WSJS-TV: Early years
The Piedmont Publishing Company, publisher of the Winston-Salem Journal and Twin City Sentinel newspapers and owner of radio station WSJS, filed in May 1949 for channel 6, then assigned to Winston-Salem.[1][2] The other application for channel 6 came from the actress Mary Pickford, who filed concurrently for stations at Winston-Salem and Durham. These applications were left to wait for the Federal Communications Commission to end its then-prevailing freeze on new television station grants.[3][4] When the FCC changed its allocations ahead of lifting the freeze in April 1952, it instead gave Winston-Salem channel 12. Piedmont Publishing petitioned the FCC to restore channel 6, to no avail.[5][6] The end of the freeze brought a third applicant into the channel 12 fight: Winston-Salem radio station WTOB, which filed in June but had been planning a television station since 1947.[7] WTOB opted at the start of 1953 to switch its application from channel 12 to UHF channel 26.[8]
On May 26, 1953, Piedmont Publishing and Pickford agreed to combine their applications, with Pickford receiving a one-third stake in the Triangle Broadcasting Corporation, the proposed licensee of channel 12.[9] The move appeared to speed up the arrival of channel 12 until the owner of WAAA, Community Broadcasting, tendered its own application days later.[10] Recognizing that this application would stall the availability of television in Winston-Salem, Community president F. Roger Page Jr. withdrew his company's application, and the FCC awarded a permit for WSJS-TV on July 9, 1953. The new station was announced to broadcast from the WSJS-FM site east of Winston-Salem.[11] WSJS-TV began broadcasting on September 30, 1953, airing the 1953 World Series and NBC network programming. It was the second TV station to go on the air in Winston-Salem in four days, with WTOB-TV starting service on September 26 and airing ABC and DuMont programs.[12] In 1955, the station relocated its transmitter facility to Sauratown Mountain in Stokes County and increased its
The station went through many staff in its early days as television was a new industry in itself. Local programs such as The Johnny Comas Show and the news attracted audiences; staff moved back and forth between radio and television. The cramped quarters prompted the lobby to become storage for appliances shown in commercials, and the air conditioning system could not compensate for the hot studio lights.[17] Johnny Beckman, who later was a meteorologist for several stations in Atlanta, joined the WSJS-TV staff in 1954 and recalled working in its early years:[18]

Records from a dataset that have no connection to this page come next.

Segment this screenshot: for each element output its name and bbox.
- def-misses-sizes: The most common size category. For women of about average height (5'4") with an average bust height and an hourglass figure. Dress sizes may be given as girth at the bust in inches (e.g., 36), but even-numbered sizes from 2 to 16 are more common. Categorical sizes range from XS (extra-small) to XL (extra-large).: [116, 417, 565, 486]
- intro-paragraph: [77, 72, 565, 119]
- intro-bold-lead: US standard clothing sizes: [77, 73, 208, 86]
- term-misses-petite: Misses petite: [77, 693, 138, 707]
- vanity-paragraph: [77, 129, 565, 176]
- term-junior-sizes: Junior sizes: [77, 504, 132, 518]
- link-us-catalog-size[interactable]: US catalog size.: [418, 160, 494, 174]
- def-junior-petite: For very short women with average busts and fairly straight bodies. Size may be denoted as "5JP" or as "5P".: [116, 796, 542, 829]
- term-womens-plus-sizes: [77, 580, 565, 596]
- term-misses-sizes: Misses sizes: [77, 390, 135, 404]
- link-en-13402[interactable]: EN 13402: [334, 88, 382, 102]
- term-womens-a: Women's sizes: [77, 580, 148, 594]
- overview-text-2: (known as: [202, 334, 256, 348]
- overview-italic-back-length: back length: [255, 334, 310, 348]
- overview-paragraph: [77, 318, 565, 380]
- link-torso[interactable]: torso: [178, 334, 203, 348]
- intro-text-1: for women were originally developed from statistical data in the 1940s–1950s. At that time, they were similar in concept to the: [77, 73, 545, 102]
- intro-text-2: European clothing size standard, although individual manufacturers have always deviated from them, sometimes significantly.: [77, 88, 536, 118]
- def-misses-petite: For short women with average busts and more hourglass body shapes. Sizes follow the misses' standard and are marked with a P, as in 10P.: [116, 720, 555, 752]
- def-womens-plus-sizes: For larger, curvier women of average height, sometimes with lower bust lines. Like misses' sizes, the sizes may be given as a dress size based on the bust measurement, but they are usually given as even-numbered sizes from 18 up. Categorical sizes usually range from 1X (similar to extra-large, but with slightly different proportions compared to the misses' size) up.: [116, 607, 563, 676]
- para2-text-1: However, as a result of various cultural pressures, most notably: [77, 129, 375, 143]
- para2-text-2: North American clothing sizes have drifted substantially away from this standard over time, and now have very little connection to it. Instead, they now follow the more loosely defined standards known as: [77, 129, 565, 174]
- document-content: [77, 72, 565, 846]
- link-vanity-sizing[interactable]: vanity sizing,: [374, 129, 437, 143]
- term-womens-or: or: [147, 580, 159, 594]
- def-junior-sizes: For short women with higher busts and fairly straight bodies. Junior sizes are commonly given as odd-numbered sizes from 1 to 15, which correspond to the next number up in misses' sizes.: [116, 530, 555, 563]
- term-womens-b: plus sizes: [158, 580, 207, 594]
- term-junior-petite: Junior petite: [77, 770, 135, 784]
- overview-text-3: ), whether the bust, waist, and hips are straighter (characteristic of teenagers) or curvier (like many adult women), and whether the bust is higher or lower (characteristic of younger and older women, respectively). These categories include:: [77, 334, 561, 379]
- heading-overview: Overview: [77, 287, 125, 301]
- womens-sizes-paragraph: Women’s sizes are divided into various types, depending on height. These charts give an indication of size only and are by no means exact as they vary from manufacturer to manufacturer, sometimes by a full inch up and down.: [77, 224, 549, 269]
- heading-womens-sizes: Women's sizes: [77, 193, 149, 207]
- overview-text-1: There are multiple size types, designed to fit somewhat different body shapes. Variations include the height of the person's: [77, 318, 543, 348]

"There were three of us, and we all did multiple jobs—the weather, commercials, a teenage dance party. We were all scrambling around trying to make a living. Broadcasting was not high-paying then. The pay has certainly improved, but it was a more enjoyable career than it has become now."
Piedmont Publishing held an option to buy out Pickford's stake in WSJS-TV and exercised it in 1956. However, in April 1958, Piedmont Publishing sued Pickford in Los Angeles County Superior Court in California, alleging that Pickford and her husband Charles "Buddy" Rogers had turned down the $126,812 in checks sent to them—on an initial investment of $50,000—as not enough money.[19] The case went to trial in March 1959; lawyers for Pickford and Rogers stated that their clients valued their stake in the station at $1 million.[20] Pickford claimed that she was made to believe that Piedmont would never exercise the option.[21] After 11 weeks, the judge ordered Pickford and Rogers to sell their stock for $133,243, a price just above what Piedmont had paid for it.[22] Pickford petitioned for this amount to be increased but lost.[23] The matter was settled in 1966, when Pickford and Rogers sold their stake back to Piedmont Publishing for an undisclosed price.[24]
In January 1963, Piedmont Publishing purchased a parcel of land on Coliseum Drive for future expansion use by the WSJS stations.[25] Construction began on a 33408 ft2 studio facility in May 1965. The new building offered two television studios, up from one, as well as an internal courtyard capable of being used as a studio.[26] WSJS-TV began operating from the new building, known as Broadcast House, in November 1966.[27] Though WSJS-TV had broadcast network color programs since 1954, the new equipment at Broadcast House included color studio cameras, allowing local news and other programs to be presented in color.[28] The newspapers were spun off to separate ownership in 1969 when they merged with Richmond Newspapers Inc. to form Media General.[29]